Die Heiliggeistkirche ist die prominenteste Kirche Heidelbergs. Nur unweit des Heidelberger Schlosses steht sie im Zentrum der Stadt. Die Silhouette der Neckarstadt prägt ihre Fassade gemeinschaftlich mit dem Schloss. Während des Dreißigjährigen Krieges wurde die Sammlung von Handschriften und frühen Drucken von Kurfürst Maximilian I. geraubt, da sie einst als Deponierungsort der berühmten Bibliotheca Palatina diente und dem Papst als Präsent ausgehändigt.

Heidelberg ist eine der wenigen deutschen Großstädte, die im Zweiten Weltkrieg nicht zerstört wurde.
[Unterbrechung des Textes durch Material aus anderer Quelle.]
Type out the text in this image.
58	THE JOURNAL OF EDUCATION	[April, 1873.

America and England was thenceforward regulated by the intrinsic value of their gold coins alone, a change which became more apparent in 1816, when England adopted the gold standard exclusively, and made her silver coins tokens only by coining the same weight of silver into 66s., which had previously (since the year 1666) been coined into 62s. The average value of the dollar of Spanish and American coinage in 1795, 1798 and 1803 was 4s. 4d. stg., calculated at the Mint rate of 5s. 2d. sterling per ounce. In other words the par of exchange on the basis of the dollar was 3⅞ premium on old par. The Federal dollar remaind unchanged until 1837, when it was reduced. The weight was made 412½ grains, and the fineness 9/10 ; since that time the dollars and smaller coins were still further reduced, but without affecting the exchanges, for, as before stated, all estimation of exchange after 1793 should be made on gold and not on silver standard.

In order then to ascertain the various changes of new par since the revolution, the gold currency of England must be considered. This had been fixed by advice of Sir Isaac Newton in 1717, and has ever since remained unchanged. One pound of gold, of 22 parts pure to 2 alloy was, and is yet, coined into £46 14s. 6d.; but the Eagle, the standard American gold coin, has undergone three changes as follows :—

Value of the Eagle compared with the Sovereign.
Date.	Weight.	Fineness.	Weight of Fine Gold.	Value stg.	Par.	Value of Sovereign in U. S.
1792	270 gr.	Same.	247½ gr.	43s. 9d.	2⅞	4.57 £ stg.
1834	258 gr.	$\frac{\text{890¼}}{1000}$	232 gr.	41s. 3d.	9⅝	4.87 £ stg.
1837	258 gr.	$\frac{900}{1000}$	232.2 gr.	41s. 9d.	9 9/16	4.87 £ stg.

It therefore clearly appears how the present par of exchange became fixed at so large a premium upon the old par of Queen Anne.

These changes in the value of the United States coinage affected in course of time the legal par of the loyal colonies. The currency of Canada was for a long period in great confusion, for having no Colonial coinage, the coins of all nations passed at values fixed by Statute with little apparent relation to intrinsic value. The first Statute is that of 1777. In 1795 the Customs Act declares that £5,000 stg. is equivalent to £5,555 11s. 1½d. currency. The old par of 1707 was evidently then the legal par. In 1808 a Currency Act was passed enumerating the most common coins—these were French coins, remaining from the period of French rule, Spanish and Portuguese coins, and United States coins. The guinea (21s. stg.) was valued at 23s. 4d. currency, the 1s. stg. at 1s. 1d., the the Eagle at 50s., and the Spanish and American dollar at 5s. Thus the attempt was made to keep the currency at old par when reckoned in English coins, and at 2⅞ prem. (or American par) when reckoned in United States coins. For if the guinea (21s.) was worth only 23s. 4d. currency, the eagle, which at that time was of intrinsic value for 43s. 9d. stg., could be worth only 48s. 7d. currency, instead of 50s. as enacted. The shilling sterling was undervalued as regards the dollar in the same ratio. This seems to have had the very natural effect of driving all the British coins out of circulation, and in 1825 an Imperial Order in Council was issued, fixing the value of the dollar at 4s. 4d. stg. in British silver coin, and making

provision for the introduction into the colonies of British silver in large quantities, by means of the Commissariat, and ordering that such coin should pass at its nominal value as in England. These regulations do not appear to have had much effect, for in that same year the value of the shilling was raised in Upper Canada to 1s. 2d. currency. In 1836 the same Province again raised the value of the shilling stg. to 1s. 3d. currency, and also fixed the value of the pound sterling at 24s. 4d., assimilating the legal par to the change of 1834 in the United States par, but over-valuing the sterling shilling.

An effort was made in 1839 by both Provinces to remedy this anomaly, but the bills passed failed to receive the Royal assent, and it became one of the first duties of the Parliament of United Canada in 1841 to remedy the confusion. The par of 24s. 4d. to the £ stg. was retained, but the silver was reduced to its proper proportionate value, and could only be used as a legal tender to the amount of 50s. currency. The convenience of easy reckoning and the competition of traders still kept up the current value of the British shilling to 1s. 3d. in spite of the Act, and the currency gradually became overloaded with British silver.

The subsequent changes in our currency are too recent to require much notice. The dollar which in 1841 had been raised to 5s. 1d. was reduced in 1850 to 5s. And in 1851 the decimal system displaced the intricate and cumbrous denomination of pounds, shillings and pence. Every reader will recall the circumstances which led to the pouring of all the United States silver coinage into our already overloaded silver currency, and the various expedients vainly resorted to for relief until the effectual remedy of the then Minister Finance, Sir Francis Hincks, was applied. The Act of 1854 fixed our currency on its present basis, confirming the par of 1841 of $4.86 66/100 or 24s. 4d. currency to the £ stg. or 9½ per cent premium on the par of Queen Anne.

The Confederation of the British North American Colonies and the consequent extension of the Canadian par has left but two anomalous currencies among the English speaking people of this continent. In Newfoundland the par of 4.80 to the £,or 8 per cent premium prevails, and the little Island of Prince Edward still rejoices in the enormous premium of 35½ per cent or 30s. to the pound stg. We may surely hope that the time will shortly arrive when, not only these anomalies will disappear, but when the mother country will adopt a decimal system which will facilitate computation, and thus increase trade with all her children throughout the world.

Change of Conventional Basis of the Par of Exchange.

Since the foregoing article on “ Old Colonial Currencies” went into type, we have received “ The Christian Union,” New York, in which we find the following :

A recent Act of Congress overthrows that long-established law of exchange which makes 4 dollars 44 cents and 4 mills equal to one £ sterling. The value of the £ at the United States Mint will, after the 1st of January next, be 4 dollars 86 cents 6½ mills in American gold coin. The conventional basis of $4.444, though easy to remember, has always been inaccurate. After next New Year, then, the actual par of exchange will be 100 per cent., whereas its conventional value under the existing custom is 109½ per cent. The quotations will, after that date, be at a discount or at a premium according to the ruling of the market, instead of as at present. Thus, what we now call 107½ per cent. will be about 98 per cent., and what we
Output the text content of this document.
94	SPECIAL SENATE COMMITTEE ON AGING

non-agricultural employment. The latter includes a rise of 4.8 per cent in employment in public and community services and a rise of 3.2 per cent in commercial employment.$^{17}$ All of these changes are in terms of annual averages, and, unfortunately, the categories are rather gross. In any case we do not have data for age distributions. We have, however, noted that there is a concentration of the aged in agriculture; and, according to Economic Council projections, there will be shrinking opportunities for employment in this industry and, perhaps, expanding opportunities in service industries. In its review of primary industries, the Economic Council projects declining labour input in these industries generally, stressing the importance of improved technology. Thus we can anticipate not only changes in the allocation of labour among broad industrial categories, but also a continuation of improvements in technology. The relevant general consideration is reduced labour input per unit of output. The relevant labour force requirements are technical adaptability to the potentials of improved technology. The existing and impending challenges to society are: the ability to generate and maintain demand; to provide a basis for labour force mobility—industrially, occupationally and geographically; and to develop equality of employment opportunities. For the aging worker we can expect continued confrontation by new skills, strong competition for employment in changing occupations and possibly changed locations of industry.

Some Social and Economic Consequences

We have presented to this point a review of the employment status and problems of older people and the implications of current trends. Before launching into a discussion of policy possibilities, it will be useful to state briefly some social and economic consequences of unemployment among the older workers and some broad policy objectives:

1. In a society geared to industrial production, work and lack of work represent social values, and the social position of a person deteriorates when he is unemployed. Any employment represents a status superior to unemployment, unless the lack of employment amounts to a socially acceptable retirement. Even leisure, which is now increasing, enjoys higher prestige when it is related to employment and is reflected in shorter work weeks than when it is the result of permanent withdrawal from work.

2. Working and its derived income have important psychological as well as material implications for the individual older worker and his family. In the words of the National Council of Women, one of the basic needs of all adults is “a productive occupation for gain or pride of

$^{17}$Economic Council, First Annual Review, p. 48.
Eine Seltenheit ist die barocke Altstadt, die – nach den Zerstörungen in den Jahren 1689 und 1693 – auf mittelalterlichem Grundriss neu errichtet wurde. In der Kernstadt, die mit 1,6 km Länge eine der längsten Fußgängerzonen Europas hat, befinden sich auch die meisten der sehenswerten Gebäude.

Das Wahrzeichen der Stadt und eine der berühmtesten Ruinen Deutschlands ist das Heidelberger Schloss Heidelberg. Das Gebäude entstand eigentlich als wehrhafte Burg an strategisch günstiger Lage oberhalb einer Verjüngung des Neckartals und wurde nachher zur prachtvollen Unterkunft der Kurfürsten von der Pfalz ausgebaut. Das Schloss wurde seit den Zerstörungen 1689 und 1693 im Pfälzischen Erbfolgekrieg nur unvollkommen wiederhergestellt. 1764 besiegelte ein weiteres Feuer nach Blitzschlag das Los des einst gerade erneuerten Schlosses. Es wurde aufgegeben und die Ruine als Steinbruch (Baumaterial) für das neue Schwetzinger Sommerschloss und nachher für die Heidelberger Bürger benutzt, ehe es Ende des 18. Jahrhundert von Schriftstellern entdeckt und als Metapher für die Kurzlebigkeit, zugleich aber auch als patriotisches Denkmal verstanden wurde. Die Schlossruine thront 80 Meter über dem Talgrund am Nordhang des Königstuhls und beherrscht von dort das Bild der Altstadt. Zu den beachtenswertsten Bauten der Renaissance nördlich der Alpen gehört der Ottheinrichsbau, einer der Palastbauten des Schlosses.